First ever UMW commercial hits air, sparks student concern
4 min readBy ESTER SALGUERO
The University of Mary Washington released its first ever commercial on Friday, Oct. 2, the largest part of a series of advertisements the university has undertaken to rebrand and attract new students to the university.
The 31-second commercial featured eight students: Mikey Barns, a communications and digital studies major, Corey Taylor, a digital studies major, Zach Kerns, a business major, Catherine O’Meara, a theatre major, Gwen Levy, a theatre major, Meghan Cardwell, a psychology major and Laura Gilchrist, a historic preservation major, all of whom received emails in the spring of 2015 to apply to be a model for the commercial.
After the application process, the students were briefly interviewed, and the piece was shot during the summer of 2015. The filming process took place in the Digital Auditorium of the Hurley Convergence Center.
The commercial, titled “I Am UMW” on the University of Mary Washington’s YouTube channel, featured different fields, including historic preservation, athletics, business and psychology. The commercial is scheduled to air on ABC Family, Comedy Central, Nick, TruTV, AMC, FX, NBC, MTV and VH1. The commercial will also be featured on ESPN’s Monday Night Football and during Entertainment Tonight on NBC.
UMW has also created posters featuring the eight models at public venues across the state, including locations such as Tysons Corner in Northern Virginia.
The commercial and posters are a part of UMW’s experiment with promotional media in attempt to attract various groups of potential applicants to the university.
The ad portrays an accurate representation of the school’s demographic. The current freshmen class is 35 percent men and 65 percent women, according to the university’s website. UMW may be attracting more students targeting the men in the young-adult population as an attempt to create a balance between the ratio of women to men on campus.
The university has also created attractions within campus as well as extending outside campus through advertising. The recently finished University Center opened to the student body at the beginning of this semester and took nearly two years to construct. The budget for the build was approximately $56 million and has been a way for UMW to rebrand itself and give students a new place to experience.
The commercial, along with the rebranding, has brought about both positive and negative attention from members of the student body.

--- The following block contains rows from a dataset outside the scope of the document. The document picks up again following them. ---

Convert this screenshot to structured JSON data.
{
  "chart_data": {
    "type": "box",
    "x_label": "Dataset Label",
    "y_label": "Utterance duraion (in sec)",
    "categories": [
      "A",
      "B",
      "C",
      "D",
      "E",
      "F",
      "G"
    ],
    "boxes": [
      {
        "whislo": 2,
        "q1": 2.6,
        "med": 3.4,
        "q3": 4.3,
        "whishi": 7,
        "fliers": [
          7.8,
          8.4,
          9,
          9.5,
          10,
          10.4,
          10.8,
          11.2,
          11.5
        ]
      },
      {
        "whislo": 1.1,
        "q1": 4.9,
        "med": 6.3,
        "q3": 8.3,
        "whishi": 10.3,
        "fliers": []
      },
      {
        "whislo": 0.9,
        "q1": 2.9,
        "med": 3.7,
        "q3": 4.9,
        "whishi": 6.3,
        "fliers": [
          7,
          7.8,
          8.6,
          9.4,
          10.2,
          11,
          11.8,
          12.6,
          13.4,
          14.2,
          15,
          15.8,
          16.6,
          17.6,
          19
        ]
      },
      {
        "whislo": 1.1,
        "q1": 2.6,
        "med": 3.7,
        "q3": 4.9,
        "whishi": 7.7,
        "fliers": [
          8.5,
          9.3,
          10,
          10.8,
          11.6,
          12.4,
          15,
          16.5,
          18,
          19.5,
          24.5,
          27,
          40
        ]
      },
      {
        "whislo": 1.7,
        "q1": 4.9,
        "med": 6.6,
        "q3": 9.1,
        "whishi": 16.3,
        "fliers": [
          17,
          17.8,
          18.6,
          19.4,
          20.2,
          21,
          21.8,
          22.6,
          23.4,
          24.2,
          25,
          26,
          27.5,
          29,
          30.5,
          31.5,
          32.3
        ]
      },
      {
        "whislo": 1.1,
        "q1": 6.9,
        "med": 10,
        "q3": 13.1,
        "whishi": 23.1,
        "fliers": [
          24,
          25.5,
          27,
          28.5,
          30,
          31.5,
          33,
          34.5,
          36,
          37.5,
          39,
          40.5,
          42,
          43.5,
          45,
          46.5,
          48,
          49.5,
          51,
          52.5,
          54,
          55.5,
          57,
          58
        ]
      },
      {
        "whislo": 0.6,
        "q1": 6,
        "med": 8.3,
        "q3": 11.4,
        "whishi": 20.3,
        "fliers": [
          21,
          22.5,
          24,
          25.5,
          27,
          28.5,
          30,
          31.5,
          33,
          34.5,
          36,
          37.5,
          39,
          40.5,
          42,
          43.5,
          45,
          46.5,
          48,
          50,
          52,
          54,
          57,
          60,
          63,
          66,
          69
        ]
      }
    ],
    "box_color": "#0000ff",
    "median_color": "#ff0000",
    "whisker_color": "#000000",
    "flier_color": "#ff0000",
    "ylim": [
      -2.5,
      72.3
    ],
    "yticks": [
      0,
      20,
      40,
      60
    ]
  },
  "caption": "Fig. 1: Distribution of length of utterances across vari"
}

Abigail Barnett, a sophomore biology major, took a different stance in expressing her opinions of the commercial. For her, she did not see UMW when she saw the video. She described it as a list of majors that did not portray the university’s most valued characteristics.
“It should show hard work [taking place] in the classroom while also showing our tight knit community,” Barnett said.
However, UMW’s acceptance rate has not increased as dramatically as some may have thought. According to Princeton Review, UMW has an acceptance rate of 77 percent which is nearest to George Mason University’s acceptance rate situated at 67 percent.
Sarah Roche, a sophomore biology major, believes the high acceptance rate speculation detracts current and prospective students from seeing the UMW community in a positive light. “It saddens me how people reacted in such a way because it insinuates that somehow increasing the acceptance rate is an indication that the student body is less talented, dedicated, intelligent and assumes this sense of superiority,” Roche said.
Larger universities also have a greater amount of overall applicants. Therefore, their acceptance rates are lower than a university like UMW, which has received less attention than George Mason partly due to its size.
In addition to having smaller pools of applicants to accept, UMW has also just recently amassed greater acknowledgment, particularly in publications such as U.S. News and World Report, according to The Fredericksburg Economic Development website.
This commercial, although it is only 30 seconds, displays some of UMW’s majors that cannot be found at every university, including Historic Preservation, a well-known UMW major. There was only one science major which was mentioned in the video causing some disappointment from students like Roche.
“I worry that people who see the commercial will notice the lack of representation for the sciences like biology, chemistry, and physics,” Roche said.
As conversation continues to upsurge from the aftermath of the commercial, UMW continues to advertise and captivate interests from the prospective student population in a format that they had not achieved before.
In addition, UMW expects to see a positive change in the community by searching for ways to maintain a consistent and connected body of students to create a greater sense of solidarity from the multiple forms of promotional media.
Despite stating that there were eight students involved in the commercial, you omitted one entirely from mention in your article: Jackie Filicko, senior theatre major. A little disappointed to see that such an obvious error was so easily overlooked.
Generic column logo, generic narration, boring presentation. Yep, that about sums up the current state of UMW.